With an airline mile credit card you can fly first class, around the world. I’ve always been fascinated with air travel. My first flight was on a Boeing 777 when I was only 8 years old and I still remember having to walk by all the first class and business class passengers on my way to the back. I was happy just to be on the plane at all but I did wonder why everyone at the front of the plane had it so much better than us in the back.
My legs actually didn’t even reach the seat in front of me but everyone else looked like they were having a tough time with the confinement. Since that day, I have made it a mission in life to fly business or first class as often as possible.
The only difference between me and normal passengers, though, is that I don’t pay extra for it. Instead, I rack up hundreds of thousands of airline miles and points that can be redeemed for those business and first class seats at a fraction of the cost. My secret: airline credit cards.
If you received a credit card airline miles offers you may wonder how it differs from a traditional credit card. Airline credit cards are just like regular credit cards that you use every day but they’re linked to a specific airline. So when you make a purchase with your airline credit card, instead of getting 1% cash back or points deposited into your account you get airline miles deposited into your frequent flyer account. Normally, you provide your frequent flyer number when you apply for credit card airline miles offersand that’s how the two are linked.
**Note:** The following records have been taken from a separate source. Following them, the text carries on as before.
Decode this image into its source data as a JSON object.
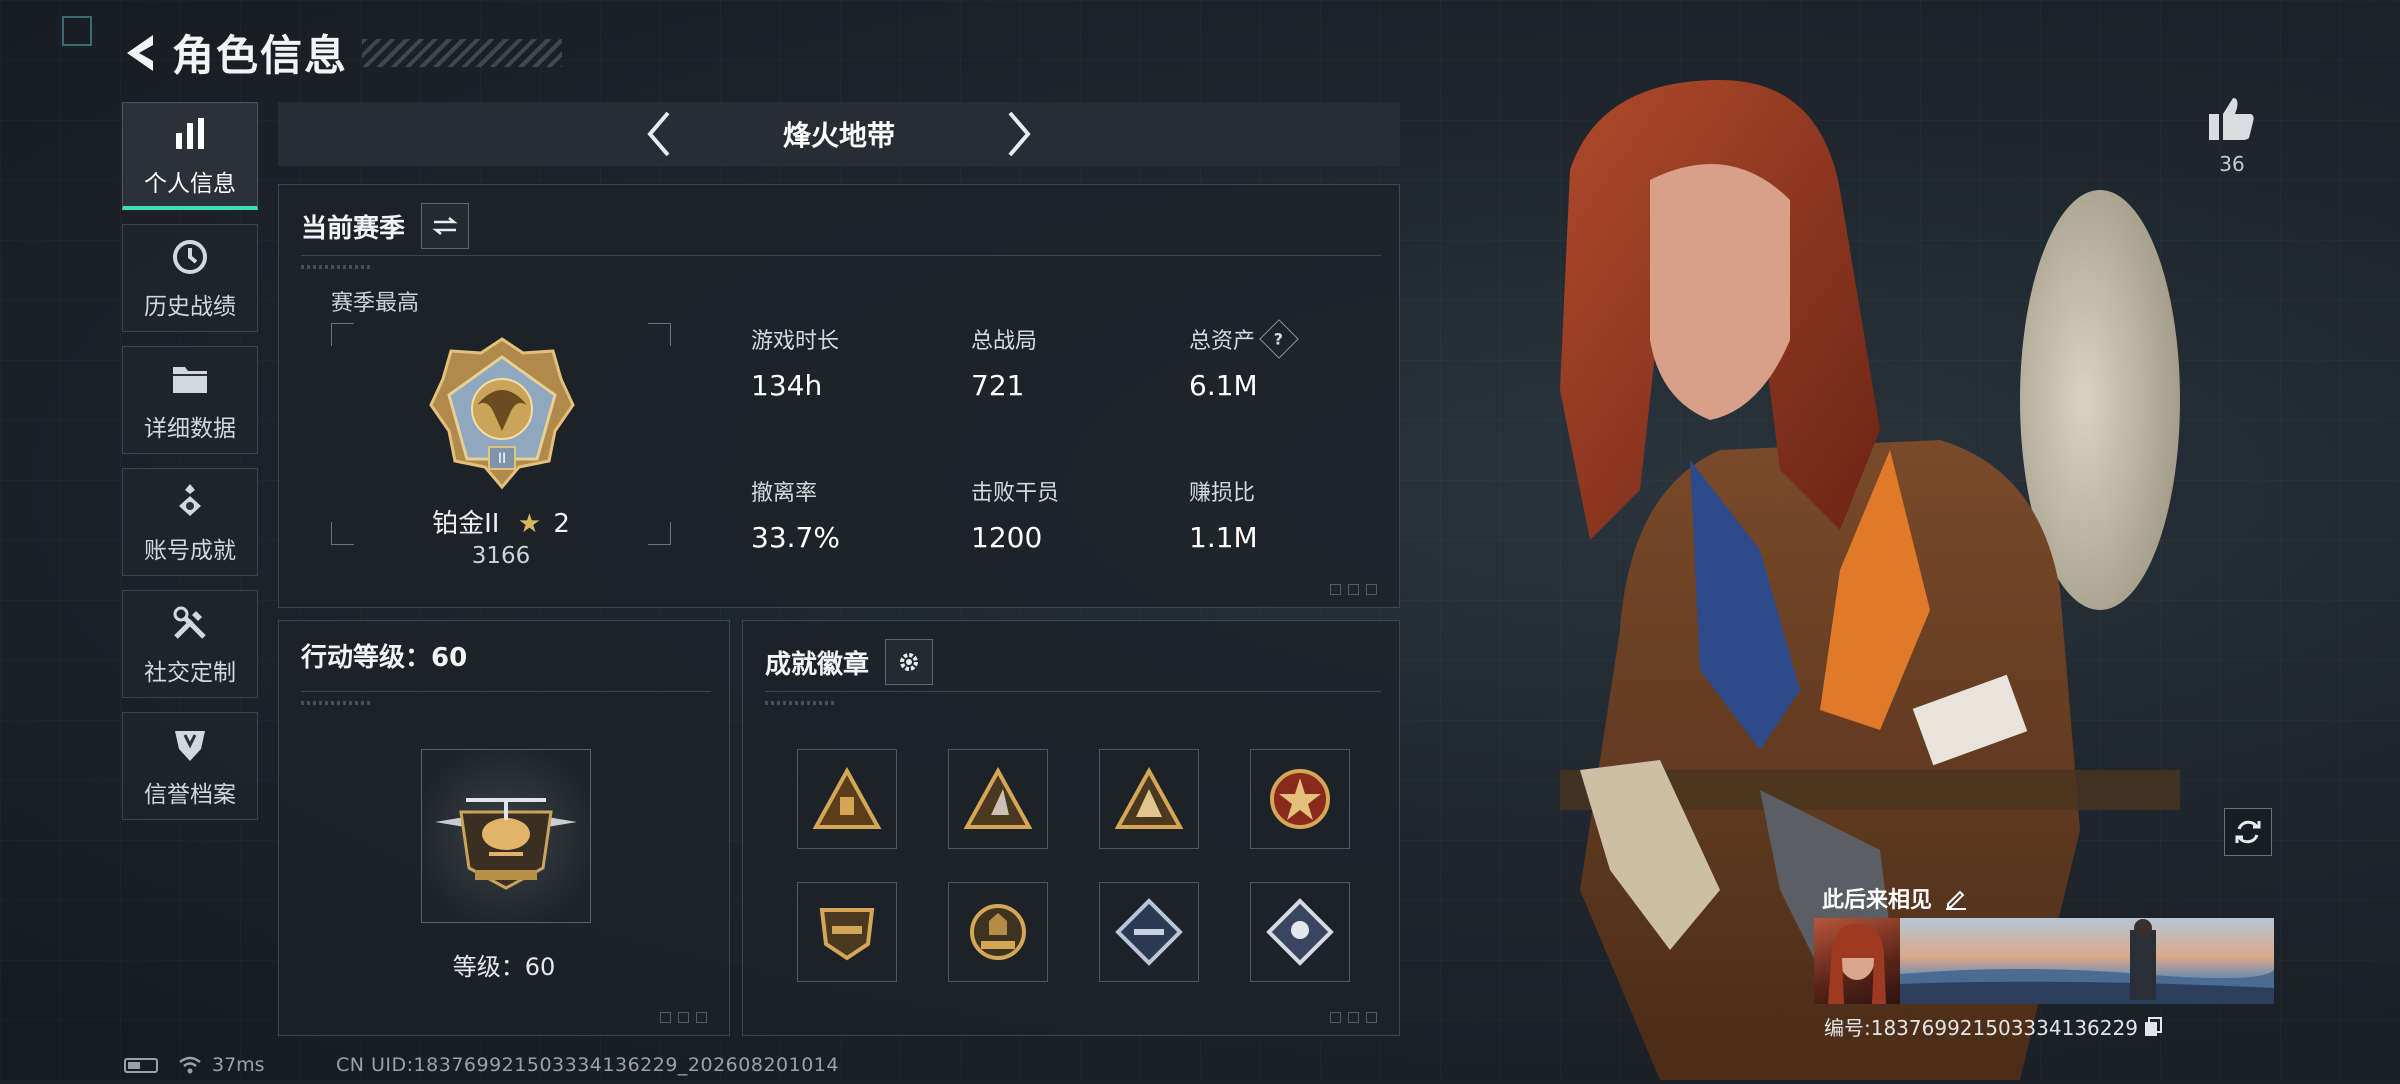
{
  "header": {
    "title": "角色信息"
  },
  "sidebar": {
    "items": [
      {
        "label": "个人信息",
        "icon": "bar-chart-icon",
        "active": true
      },
      {
        "label": "历史战绩",
        "icon": "history-clock-icon"
      },
      {
        "label": "详细数据",
        "icon": "folder-icon"
      },
      {
        "label": "账号成就",
        "icon": "achievement-emblem-icon"
      },
      {
        "label": "社交定制",
        "icon": "tools-icon"
      },
      {
        "label": "信誉档案",
        "icon": "credit-shield-icon"
      }
    ]
  },
  "mode": {
    "title": "烽火地带"
  },
  "season": {
    "title": "当前赛季",
    "best_label": "赛季最高",
    "rank_name": "铂金II",
    "rank_stars": "2",
    "rank_score": "3166",
    "stats": [
      {
        "label": "游戏时长",
        "value": "134h"
      },
      {
        "label": "总战局",
        "value": "721"
      },
      {
        "label": "总资产",
        "value": "6.1M",
        "help": "?"
      },
      {
        "label": "撤离率",
        "value": "33.7%"
      },
      {
        "label": "击败干员",
        "value": "1200"
      },
      {
        "label": "赚损比",
        "value": "1.1M"
      }
    ]
  },
  "action_level": {
    "title": "行动等级：60",
    "level_text": "等级：60"
  },
  "badges": {
    "title": "成就徽章"
  },
  "profile": {
    "likes": "36",
    "card_name": "此后来相见",
    "id_text": "编号:18376992150333413622​9"
  },
  "status": {
    "ping": "37ms",
    "uid": "CN UID:18376992150333413622​9_202608201014"
  },
  "colors": {
    "accent": "#3fe0b0",
    "gold": "#c9a45a"
  }
}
Airline cards are sometimes referred to as co-branded cards since the card is usually sponsored by a credit card issuer. One example would be the Citi AAdvantage (American Airlines) card which gets you 1 AA Mile for every dollar you spend. So if you spend $10 on your Citi AAdvantage card, you’ll earn 10 frequent flyer miles with American Airlines.
One of the cool parts about an airline mile credit card is that even though you earn miles through your credit card, the points are actually deposited into your frequent flyer account. So if you ever decide to cancel your card, you’ll still retain the points in your frequent flyer account.
Since your card is also linked to your frequent flyer account, every time you make a purchase the new miles will reset the expiration date of your miles. Most airline miles expire after 1 year of inactivity and the only way to reset your clock is to fly and get miles deposited or spend money on an airline credit card.
Some of the best airline cards will offer certain fringe benefits in addition to a large sign-up bonus. One of my favorite cards is the United Explorer Card since it comes with free first checked bag, priority boarding, no international transaction fees and 2 United Club Passes every year.
There are a few ways you can rack up miles with an airline mile credit card but if you want to fly business class for free like I do you’re going to need a lot of points. The best strategies for racking up miles involve spending money on your card, flying often for work or personal travel and enrolling in lucrative sign up bonus offers.
This is probably the easiest way to rack up miles since we all spend money every day. I keep at least one airline card in my wallet at all times so that I can pay for pretty much everything with my card.
Most airline cards offer 1 mile per dollar spent but make sure that you also sign up with your airline’s dining program. All you have to do is link your card once and then you’ll get bonus miles every time you eat or drink at your favorite restaurants and bars.
Another cool way to earn points for purchases you already make is when you do online shopping. Instead of buying directly from a retailer’s site, use an online mileage mall and you will automatically get bonus miles for every dollar you spend. Those miles can add up quickly!
One of the perks of business travel is that even though your employer pays for your ticket you still get to rack up the frequent flyer miles. These miles are actually more lucrative than regular miles from credit card spend because they will help you attain elite status faster. Elite status can get you free upgrades, early boarding, free checked baggage and more.
If you’re not a business traveler though, you can still earn a lot of miles for personal travel. When you book a flight with your co-branded airline card on that same airline you’ll often receive a 2-3x miles bonus for the credit card purchase and you’ll get miles added for the actual miles flown.
I don’t fly much for work and I don’t like to pay for airline tickets so this is my preferred method of racking up airline miles. Airlines know that travelers have a lot of options when it comes to flying and one method of enticement that they like to use is large sign-up bonuses. All this competition is a great thing because in just the last few years alone, we’ve seen sign-up bonuses top 100,000 miles several times with the average offer hovering around 25,000 – 50,000 miles.
Perhaps best of all, some people worry that credit card airline miles are taxable, but they are not. In fact, so many people had this worry that the IRS actually specifically wrote an announcement in 2002 to say that airline miles are not something you get taxed on. So go ahead and rack up those miles!!